You’re a superstar. All you’ve got to do is…let it show.
Anticipay-yay-tion
November 1, 2009 by Michele Woodward
Filed under Clarity, Happier Living, Managing Change
Hate to break it to you this way… but it’s almost a new year. Crazy, huh?
Well, even though 2010 seems like it should be far in the future, I have started looking at it — what I want to do, how I want to work, how can I serve — and I have some announcements about great new programs and services I’ll be offering. Pretty psyched about it. More next week.
And I’m also looking way beyond work stuff. I’m looking at life stuff. The whole picture. And making plans.
Want to make plans too?
Now, I know some of you hear the word “plans” and immediately choke up and feel all closed in and trapped and as if you have no options and someone’s going to make you do stuff you don’t want to do and now you feel all nervous and need to take a break, catch your breath and slow your heart rate, thank you very much.
OK, I get it.
If “plan” makes you get all heebie-jeebie, then let’s think in gentler terms. Let’s think of making “anticipation”. Simpler, huh?
Let’s take a look at your life and anticipate where you might have to pay more attention, or act. Or even do something a tiny bit in advance to prevent a larger problem.
We’ll even break it down into categories to make it super easy:
Where You Live – Walk around your place with a notebook and a pencil. How’s the carpet? The couch? The paint? The appliances? Anything need replacing or repair in the coming year? Anything you’d like to change? Do you even want to keep living here?
Where You Work – Anything you want to accomplish at work? Anything on your performance review that you need to take care of? A class? A certification? Want to find a new job? What do you need to have in place to do that?
Who You Love – What’s the state of your most intimate relationships? What would you like to do more of? Less of? Is there something you’re not doing at all, and would like to try? Need more connection? How could you get that? Want a partner? Are you acting as if that’s what you want, or are you playing it cool?
How You Take Care of Yourself – How is your self-care? Are you feeding yourself – literally and figuratively – well? Will you need a physical exam, mammogram, prostate exam, colonoscopy, flu shot or dentist visit this year? Anything elective you want to attend to, like braces or plastic surgery? Are you resting enough? Is there anything you want to learn this year? Anything you want to master?
Here’s a little secret I’ve learned — pick one area, and improve that. Then move on to another, then another. Because when you try to do it all at once you dice up your attention into such small pieces that you can’t really accomplish much. When you put your attention on one area, and it improves, other areas quite naturally follow suit.
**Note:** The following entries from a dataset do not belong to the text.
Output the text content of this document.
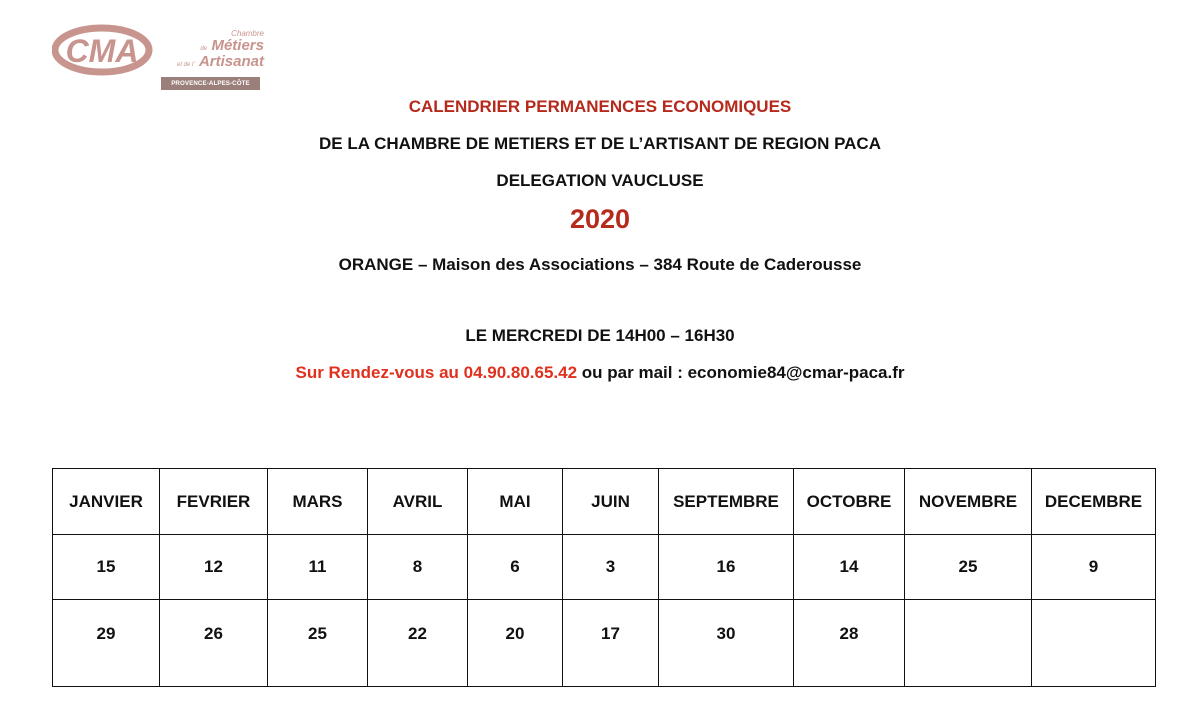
CMA	Chambre
de Métiers
et de l' Artisanat
PROVENCE-ALPES-CÔTE D'AZUR
CALENDRIER PERMANENCES ECONOMIQUES
DE LA CHAMBRE DE METIERS ET DE L’ARTISANT DE REGION PACA
DELEGATION VAUCLUSE
2020
ORANGE – Maison des Associations – 384 Route de Caderousse
LE MERCREDI DE 14H00 – 16H30
Sur Rendez-vous au 04.90.80.65.42 ou par mail : economie84@cmar-paca.fr
JANVIER	FEVRIER	MARS	AVRIL	MAI	JUIN	SEPTEMBRE	OCTOBRE	NOVEMBRE	DECEMBRE
15	12	11	8	6	3	16	14	25	9
29	26	25	22	20	17	30	28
Again, it’s about anticipating. To be aware of your life and your realities and take an advance look so that you can deal with stuff effectively.
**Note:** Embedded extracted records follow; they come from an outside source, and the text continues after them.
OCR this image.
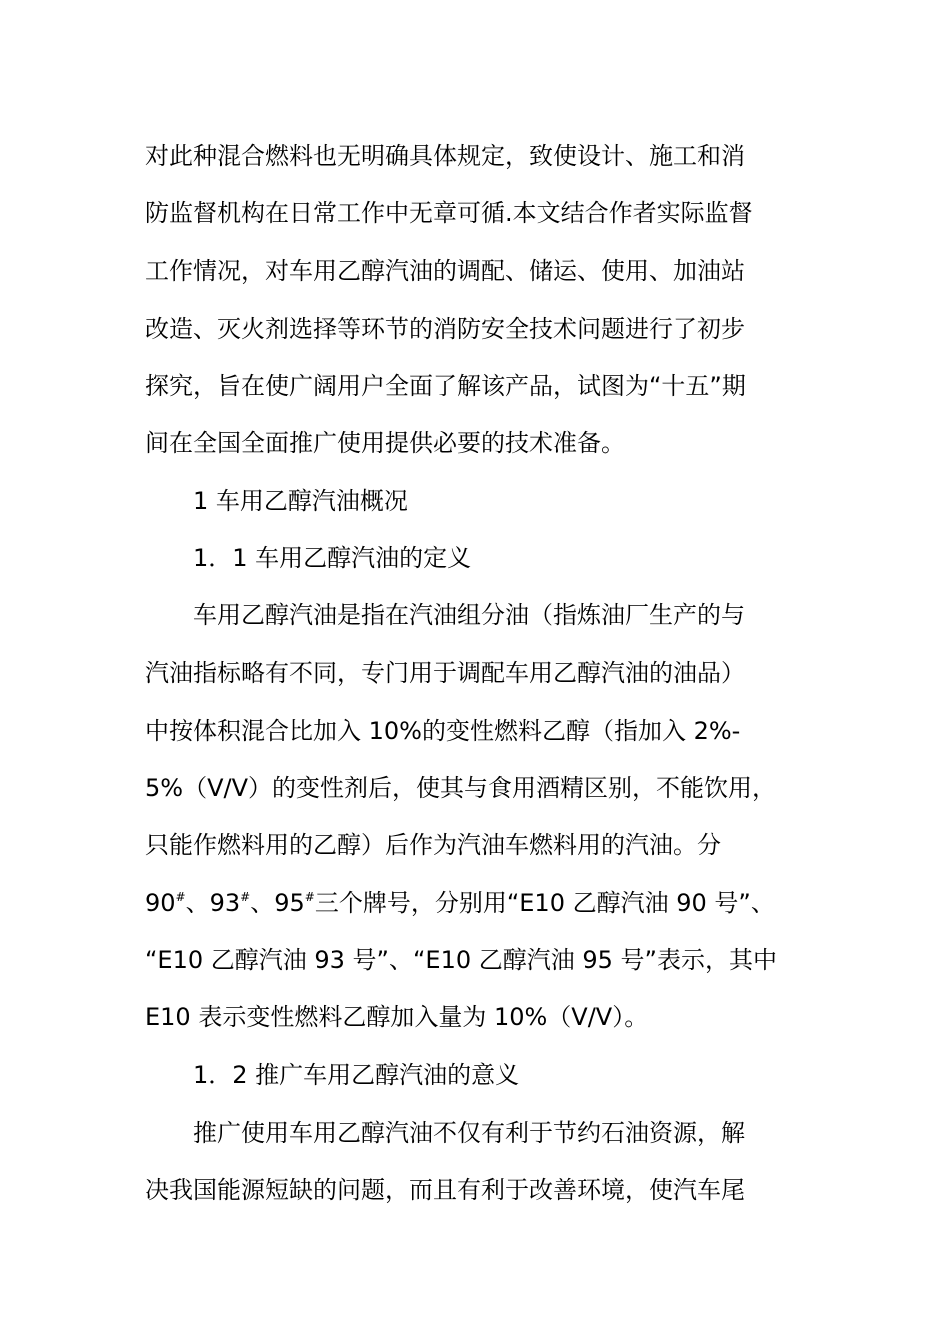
对此种混合燃料也无明确具体规定，致使设计、施工和消
防监督机构在日常工作中无章可循.本文结合作者实际监督
工作情况，对车用乙醇汽油的调配、储运、使用、加油站
改造、灭火剂选择等环节的消防安全技术问题进行了初步
探究，旨在使广阔用户全面了解该产品，试图为“十五”期
间在全国全面推广使用提供必要的技术准备。
1 车用乙醇汽油概况
1．1 车用乙醇汽油的定义
车用乙醇汽油是指在汽油组分油（指炼油厂生产的与
汽油指标略有不同，专门用于调配车用乙醇汽油的油品）
中按体积混合比加入 10%的变性燃料乙醇（指加入 2%-
5%（V/V）的变性剂后，使其与食用酒精区别，不能饮用，
只能作燃料用的乙醇）后作为汽油车燃料用的汽油。分
90#、93#、95#三个牌号，分别用“E10 乙醇汽油 90 号”、
“E10 乙醇汽油 93 号”、“E10 乙醇汽油 95 号”表示，其中
E10 表示变性燃料乙醇加入量为 10%（V/V）。
1．2 推广车用乙醇汽油的意义
推广使用车用乙醇汽油不仅有利于节约石油资源，解
决我国能源短缺的问题，而且有利于改善环境，使汽车尾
Cuz we all got stuff, don’t we? But stuff doesn’t necessarily have to be bad, or hit us completely out of the blue, or be unmanageable.
By anticipating — planning a wee bit in advance — you can take that which is tough and make it tender. You can make tomorrow happier than today.
Because when you are able to anticipate you are able to create. When you anticipate, you have the power to create, rather than just living in reaction mode. And what you are creating, through anticipation, is a happy, forward-thinking way to live.
Just like the lyrics to that old song, “We can never know about the days to come, But we think about them anyway…stay right here, because these are the good old days.” They are, indeed, the good old days when you can greet them with anticipay-yay-tion.